Последний год нам стали выплачивать какие-то рубли. Колюшка упрямо копил деньги: «Тебе на пальто к освобождению!» Где-то на глухом полустанке мы нашли сельпо и попросили конвоира сходить с нами в магазин. Полки там были забиты тюками материи. Коля просил снять то один, то другой рулон. Интересовался шириной. Наконец, выбрав красивый тёмно-синий материал, сказал:
– Это тебе пойдёт больше всего. Отмерьте три метра, чтобы хватило и на капюшон.
«Ведь я твоя мама!» – часто говорил он. Пальто мне сшил портной ТЭКа, эстонец Вальтер Трутс. Марго была главным консультантом.
Время моего освобождения стремительно приближалось. Я никому не призналась бы тогда, что сердце ещё не начинало радостно биться при мысли о воле. Как больной, долго пролежавший в гипсе и напрочь разучившийся двигаться, я теряла голову при мысли о первых шагах на свободе. Мало заботили такие вопросы, как работа и жильё: «Другие же не погибли. Устроюсь и я». Главной, устрашающей была мысль о том, как я буду забирать сына у Бахаревых.
Хотя меня и удивила в своё время формула Александра Осиповича: «Факт – это ещё не всё», сама я уже давно стала исповедовать ту же веру. Барбара Ионовна отреклась от меня при аресте, так и не приехала ко мне ни в Джангиджирский, ни в Беловодский лагеря, но я продолжала верить, что душа у неё болит за меня. Теперь я получала от неё письма, полные муки и раскаяния. Точно так же, думая о Филиппе, несмотря на всё, что он натворил, вопреки всем фактам, я надеялась: при моём освобождении в нём возобладает человеческое начало, и он отдаст мне сына без суда.
Как-то мы с ТЭКом шли по шпалам на одну из колонн, и я вдруг увидела Филиппа. Это граничило с галлюцинацией. Тем не менее это был он. Он шёл на ту же колонну. Лицо его, вне всякой логики, выражало неподдельную радость. «Какое счастье видеть тебя… – восклицал он при тэковцах, целуя мне руки. – Боже, какое счастье!» К концу спектакля мне принесли от него письмо. Случившееся он называл трагедией, считал причиной болезней, на которые в последнее время жаловался. Почти доверительно объяснял: «В последнее время я был так придавлен обстоятельствами, которые хотел разрушить, что был как бы парализован, не мог даже писать тебе. Я только думал о тебе не переставая.

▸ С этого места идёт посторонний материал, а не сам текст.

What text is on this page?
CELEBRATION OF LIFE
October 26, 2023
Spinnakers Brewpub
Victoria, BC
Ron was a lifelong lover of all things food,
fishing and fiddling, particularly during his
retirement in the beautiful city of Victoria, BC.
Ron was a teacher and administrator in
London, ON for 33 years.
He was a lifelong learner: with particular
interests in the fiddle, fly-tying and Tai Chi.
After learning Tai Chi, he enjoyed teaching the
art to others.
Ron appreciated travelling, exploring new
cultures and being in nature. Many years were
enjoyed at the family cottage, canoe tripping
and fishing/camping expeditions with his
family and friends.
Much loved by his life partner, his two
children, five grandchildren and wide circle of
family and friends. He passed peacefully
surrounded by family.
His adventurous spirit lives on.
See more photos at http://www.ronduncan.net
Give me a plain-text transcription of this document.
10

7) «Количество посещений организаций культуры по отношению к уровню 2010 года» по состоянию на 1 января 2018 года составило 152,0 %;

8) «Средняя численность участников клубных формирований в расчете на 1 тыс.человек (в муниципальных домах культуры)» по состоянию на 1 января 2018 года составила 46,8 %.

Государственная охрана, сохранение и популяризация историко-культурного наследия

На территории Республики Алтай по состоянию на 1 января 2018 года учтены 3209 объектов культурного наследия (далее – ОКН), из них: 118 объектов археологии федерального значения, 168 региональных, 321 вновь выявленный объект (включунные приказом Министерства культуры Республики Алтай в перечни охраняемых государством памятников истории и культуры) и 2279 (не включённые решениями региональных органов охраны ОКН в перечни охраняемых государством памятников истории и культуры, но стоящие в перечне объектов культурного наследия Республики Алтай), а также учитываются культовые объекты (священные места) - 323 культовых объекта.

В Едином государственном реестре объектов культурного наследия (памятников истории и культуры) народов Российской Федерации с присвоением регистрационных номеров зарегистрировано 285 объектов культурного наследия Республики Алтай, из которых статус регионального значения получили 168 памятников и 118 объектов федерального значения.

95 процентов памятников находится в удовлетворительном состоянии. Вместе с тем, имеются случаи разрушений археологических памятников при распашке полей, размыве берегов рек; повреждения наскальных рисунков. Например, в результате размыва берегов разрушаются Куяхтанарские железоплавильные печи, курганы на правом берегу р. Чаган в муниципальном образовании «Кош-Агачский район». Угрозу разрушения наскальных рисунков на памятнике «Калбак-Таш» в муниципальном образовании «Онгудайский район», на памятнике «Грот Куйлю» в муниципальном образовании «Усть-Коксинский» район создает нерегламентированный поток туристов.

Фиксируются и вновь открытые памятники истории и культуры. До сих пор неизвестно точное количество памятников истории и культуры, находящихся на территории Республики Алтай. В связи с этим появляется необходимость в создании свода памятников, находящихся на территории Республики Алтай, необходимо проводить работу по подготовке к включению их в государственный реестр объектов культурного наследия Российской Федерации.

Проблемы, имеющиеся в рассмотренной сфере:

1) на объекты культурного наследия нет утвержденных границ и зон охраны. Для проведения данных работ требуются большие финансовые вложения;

Жаль страдающую и физически, и морально В. П. Но я люблю тебя».
Капитальным его поручительством я продолжала считать слова, написанные чуть раньше: «Если ты опасаешься за ребёнка – напрасно. Ребёнок может быть всегда твой, и, если бы я любил его больше собственной жизни, по твоему требованию я отдал бы тебе его в любую минуту, хоть через десять лет, лишь бы тебе было хорошо…» Это письмо я рассматривала как наиважнейший документ. Держалась за него со всей силой убеждения в его неоспоримости, на которую только была ещё способна, хотя, проученная Филиппом, не должна была бы доверять ни письму, ни речам, ни самому человеку.
Когда в одном из своих посланий отправленный этапом на Крайний Север Платон Романович выговорил то, что я пыталась утаить от себя, я всё-таки очнулась: «Что сталось с нашими жизнями, Тамуся? Сын растёт без тебя. Ты должна нанять адвоката… A-а, какой там адвокат! Чушь! Надо что-то придумать. Ты понимаешь, что отец не захочет отдать сына? Это именно так. Сделает всё, чтобы не отдать его… Коля? Ты любишь его! Вижу. Понимаю. Но он тоже не может помочь тебе. Он, как и я, связан по рукам и ногам. Как же ты справишься? Как мне за тебя тревожно. Господи! Скорее бы мне освободиться, чтобы стать тебе хоть какой-то подмогой. Куда поедешь, когда освободишься? Где будешь жить? И денег нет. И крова никакого…» Платон Романович прав: мне мирно не отдадут сына. Придётся обращаться в суд! А я, ещё не умея осознать до конца, что со мной сделали эти семь лет исключения из жизни, цепенела при мысли о законах, юристах и судах.